In a tonic-clonic seizure, the person will usually emit a short cry, and
fall to the floor. Their muscles will stiffen and their body
extremities will jerk and twitch. With this type of seizure,
bladder or bowel control may be lost, and consciousness is regained
slowly. Tonic-clonic seizures typically last 1 to 3 minutes.
Postictal states: Postical states commonly follow both tonic-clonic and
complex partial seizures. As a person regains consciousness
after the seizure, they experience fatigue, confusion and
disorientation lasting from five minutes, up to hours or
even days and, rarely, as long as one to two weeks. The
person may fall asleep or gradually become less confused
until full consciousness is regained.
Are seizures painful or dangerous?
Seizures are not painful and are generally
not harmful, but prolonged or recurrent seizures can cause
damage to the brain.
A continuous seizure state known as status epilepticus is a life threatening condition.

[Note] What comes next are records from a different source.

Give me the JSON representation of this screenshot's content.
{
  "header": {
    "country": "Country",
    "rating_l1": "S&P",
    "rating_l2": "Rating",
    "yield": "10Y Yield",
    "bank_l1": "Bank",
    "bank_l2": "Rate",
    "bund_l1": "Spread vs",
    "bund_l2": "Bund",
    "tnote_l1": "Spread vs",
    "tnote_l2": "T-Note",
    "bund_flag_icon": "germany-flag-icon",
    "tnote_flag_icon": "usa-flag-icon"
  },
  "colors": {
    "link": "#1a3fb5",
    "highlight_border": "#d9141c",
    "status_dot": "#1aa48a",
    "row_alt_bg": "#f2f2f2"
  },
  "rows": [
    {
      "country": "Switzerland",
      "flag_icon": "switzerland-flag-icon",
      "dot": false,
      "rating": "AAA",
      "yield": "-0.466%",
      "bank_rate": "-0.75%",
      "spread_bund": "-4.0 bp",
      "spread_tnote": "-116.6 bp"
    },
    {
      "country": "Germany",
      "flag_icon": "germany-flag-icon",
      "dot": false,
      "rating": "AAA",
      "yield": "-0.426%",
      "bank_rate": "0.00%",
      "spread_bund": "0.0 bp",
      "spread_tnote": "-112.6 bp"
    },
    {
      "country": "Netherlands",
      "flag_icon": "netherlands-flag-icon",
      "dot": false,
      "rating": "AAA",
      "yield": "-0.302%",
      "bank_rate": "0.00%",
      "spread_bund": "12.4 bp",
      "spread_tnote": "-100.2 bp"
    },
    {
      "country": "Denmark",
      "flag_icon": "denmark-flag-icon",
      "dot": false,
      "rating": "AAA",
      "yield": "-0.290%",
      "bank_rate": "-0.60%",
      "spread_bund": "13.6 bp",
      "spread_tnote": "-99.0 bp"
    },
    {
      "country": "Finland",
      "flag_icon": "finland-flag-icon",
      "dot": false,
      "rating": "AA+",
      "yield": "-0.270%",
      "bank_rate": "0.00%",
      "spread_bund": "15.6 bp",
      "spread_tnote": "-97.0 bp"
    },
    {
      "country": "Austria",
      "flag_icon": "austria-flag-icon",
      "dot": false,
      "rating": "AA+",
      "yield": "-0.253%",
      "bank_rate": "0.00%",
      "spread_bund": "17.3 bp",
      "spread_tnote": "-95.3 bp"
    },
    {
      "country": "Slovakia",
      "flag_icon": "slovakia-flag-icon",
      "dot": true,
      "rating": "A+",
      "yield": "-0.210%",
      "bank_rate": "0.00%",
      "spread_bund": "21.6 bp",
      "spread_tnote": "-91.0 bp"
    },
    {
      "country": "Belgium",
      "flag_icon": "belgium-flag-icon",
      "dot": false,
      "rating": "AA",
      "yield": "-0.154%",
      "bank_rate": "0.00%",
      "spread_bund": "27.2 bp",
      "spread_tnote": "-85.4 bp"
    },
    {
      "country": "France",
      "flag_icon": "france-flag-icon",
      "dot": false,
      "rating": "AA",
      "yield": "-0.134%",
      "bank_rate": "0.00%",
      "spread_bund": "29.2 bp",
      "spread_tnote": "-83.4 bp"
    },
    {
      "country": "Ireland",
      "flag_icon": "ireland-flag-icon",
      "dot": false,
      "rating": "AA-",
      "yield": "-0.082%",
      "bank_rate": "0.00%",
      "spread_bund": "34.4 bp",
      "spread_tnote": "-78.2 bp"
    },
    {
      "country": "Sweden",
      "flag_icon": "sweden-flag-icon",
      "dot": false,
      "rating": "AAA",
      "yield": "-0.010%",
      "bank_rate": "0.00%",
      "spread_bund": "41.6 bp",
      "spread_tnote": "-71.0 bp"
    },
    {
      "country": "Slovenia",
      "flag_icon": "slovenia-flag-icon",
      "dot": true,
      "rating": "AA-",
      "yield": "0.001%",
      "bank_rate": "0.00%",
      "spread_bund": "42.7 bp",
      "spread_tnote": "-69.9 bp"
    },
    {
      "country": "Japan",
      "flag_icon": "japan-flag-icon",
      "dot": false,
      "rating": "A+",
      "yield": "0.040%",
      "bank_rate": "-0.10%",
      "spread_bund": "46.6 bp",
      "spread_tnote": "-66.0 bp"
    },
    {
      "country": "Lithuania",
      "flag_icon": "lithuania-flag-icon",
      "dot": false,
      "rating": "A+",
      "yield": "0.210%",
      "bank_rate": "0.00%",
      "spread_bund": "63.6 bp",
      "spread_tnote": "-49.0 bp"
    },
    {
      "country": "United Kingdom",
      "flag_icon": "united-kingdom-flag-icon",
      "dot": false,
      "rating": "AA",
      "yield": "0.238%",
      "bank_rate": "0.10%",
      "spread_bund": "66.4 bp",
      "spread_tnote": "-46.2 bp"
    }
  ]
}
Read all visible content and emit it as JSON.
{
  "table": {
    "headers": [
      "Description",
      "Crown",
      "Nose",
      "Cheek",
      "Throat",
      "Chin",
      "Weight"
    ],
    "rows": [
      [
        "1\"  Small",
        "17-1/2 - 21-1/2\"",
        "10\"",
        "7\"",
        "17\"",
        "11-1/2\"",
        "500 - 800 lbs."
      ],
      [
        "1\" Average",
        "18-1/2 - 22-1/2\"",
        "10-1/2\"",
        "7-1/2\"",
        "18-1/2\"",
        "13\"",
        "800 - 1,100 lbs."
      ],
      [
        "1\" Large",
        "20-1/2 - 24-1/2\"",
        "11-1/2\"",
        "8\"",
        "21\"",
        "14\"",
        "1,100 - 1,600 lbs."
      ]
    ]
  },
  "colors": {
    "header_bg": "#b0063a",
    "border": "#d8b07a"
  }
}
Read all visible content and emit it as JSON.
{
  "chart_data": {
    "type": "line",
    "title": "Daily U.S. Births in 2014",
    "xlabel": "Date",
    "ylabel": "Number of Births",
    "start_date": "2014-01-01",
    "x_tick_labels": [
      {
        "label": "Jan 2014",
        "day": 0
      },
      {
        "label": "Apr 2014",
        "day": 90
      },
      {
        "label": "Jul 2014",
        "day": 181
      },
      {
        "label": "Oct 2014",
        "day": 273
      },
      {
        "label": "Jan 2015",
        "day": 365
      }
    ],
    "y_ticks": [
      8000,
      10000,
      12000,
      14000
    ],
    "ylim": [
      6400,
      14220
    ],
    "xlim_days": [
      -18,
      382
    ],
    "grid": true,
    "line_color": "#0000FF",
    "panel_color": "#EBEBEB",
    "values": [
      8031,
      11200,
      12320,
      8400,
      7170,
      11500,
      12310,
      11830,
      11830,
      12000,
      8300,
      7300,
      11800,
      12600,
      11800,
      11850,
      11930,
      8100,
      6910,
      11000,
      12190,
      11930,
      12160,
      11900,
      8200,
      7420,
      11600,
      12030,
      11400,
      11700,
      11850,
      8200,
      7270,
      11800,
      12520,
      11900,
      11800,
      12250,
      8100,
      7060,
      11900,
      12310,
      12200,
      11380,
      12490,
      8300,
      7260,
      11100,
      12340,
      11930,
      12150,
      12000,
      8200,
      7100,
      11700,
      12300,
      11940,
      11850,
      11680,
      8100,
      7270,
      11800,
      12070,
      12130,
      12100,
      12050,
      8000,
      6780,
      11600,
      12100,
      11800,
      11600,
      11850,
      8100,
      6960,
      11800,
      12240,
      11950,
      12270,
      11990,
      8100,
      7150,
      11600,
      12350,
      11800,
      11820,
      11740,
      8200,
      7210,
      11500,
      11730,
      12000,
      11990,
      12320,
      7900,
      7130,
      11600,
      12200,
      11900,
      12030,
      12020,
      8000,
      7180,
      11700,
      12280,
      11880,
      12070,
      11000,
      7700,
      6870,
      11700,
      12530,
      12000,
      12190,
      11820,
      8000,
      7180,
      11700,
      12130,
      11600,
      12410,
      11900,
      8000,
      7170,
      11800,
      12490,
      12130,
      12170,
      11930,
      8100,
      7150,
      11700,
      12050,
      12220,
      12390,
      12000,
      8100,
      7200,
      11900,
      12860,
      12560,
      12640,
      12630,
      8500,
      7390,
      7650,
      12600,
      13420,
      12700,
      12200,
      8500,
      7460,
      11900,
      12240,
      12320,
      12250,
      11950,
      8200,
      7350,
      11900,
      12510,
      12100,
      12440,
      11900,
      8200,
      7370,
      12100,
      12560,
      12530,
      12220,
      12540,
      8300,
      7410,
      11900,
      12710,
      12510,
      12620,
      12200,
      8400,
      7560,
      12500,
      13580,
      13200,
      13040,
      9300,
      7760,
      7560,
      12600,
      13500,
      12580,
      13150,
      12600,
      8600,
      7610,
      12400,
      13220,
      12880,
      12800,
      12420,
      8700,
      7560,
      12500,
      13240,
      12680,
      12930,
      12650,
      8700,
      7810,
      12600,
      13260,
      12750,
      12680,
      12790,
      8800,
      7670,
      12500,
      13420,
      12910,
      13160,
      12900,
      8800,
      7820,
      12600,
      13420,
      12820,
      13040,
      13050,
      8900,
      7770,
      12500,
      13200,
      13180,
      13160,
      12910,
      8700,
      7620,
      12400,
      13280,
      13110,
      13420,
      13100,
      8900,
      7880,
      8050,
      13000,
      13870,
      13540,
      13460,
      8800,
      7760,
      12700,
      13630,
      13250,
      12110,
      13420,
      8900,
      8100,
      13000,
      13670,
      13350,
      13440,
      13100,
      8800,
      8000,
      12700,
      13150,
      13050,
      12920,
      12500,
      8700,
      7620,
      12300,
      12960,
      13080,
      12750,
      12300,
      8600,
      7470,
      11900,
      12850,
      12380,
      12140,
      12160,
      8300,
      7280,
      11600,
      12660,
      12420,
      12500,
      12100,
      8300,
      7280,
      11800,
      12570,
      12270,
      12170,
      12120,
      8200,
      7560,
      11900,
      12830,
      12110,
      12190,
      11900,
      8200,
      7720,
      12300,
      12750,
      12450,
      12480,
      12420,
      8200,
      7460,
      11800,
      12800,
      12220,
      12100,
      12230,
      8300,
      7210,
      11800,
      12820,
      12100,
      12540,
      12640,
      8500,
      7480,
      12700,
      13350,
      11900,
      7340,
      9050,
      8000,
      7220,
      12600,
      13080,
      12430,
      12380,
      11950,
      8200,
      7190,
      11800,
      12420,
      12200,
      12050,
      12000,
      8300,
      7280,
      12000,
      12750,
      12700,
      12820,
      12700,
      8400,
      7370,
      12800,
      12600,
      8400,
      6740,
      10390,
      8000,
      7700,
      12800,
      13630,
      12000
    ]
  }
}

If seizures are prolonged (last longer than 5 minutes) and/or occur one after another without full recovery between seizures, immediate medical care is necessary. The seizures may be convulsive or non-convulsive.
There is also an increased risk of injury in people with epilepsy. If seizures are
uncontrolled, then a person is at greater risk.
Sudden Unexplained Death in Epilepsy (SUDEP)*
Sudden Unexplained Death in Epilepsy (SUDEP) refers
to the unexpected death of a seemingly healthy person with epilepsy, where no
cause of death can be found. Rather than pertaining to a specific disease or
condition, it is used to denote a category to which these types of unexplained
deaths are assigned. Sudden unexplained death also occurs in the general
population but the risk is higher for people with epilepsy.
The cause of SUDEP is not well understood, and risk
factors are still being researched. However, the risk factors most
consistently identified in case studies to date include:
·Early onset of epilepsy
·Young adult age
·Frequent generalized tonic-clonic seizures
·Poor seizure medication compliance
Minimizing the risk of SUDEP
In the current absence of a proven SUDEP prevention method, the
recommended approach is to attempt to keep modifiable contributory factors to a
minimum. As research indicates that SUDEP is largely a seizure-related
phenomenon, optimizing seizure control is highly important. Recommendations to
achieve this include:
·Seeking regular medical consultation to re-evaluate epilepsy diagnosis,
review medication and the possibility of new treatments, discuss implications
of lifestyle changes etc;
·Maintaining good medication compliance; and
·Identifying possible triggers for seizures and determining an effective
strategy for keeping these to a minimum. For example, maintaining regular and
adequate sleep patterns or learning ways to better manage stress.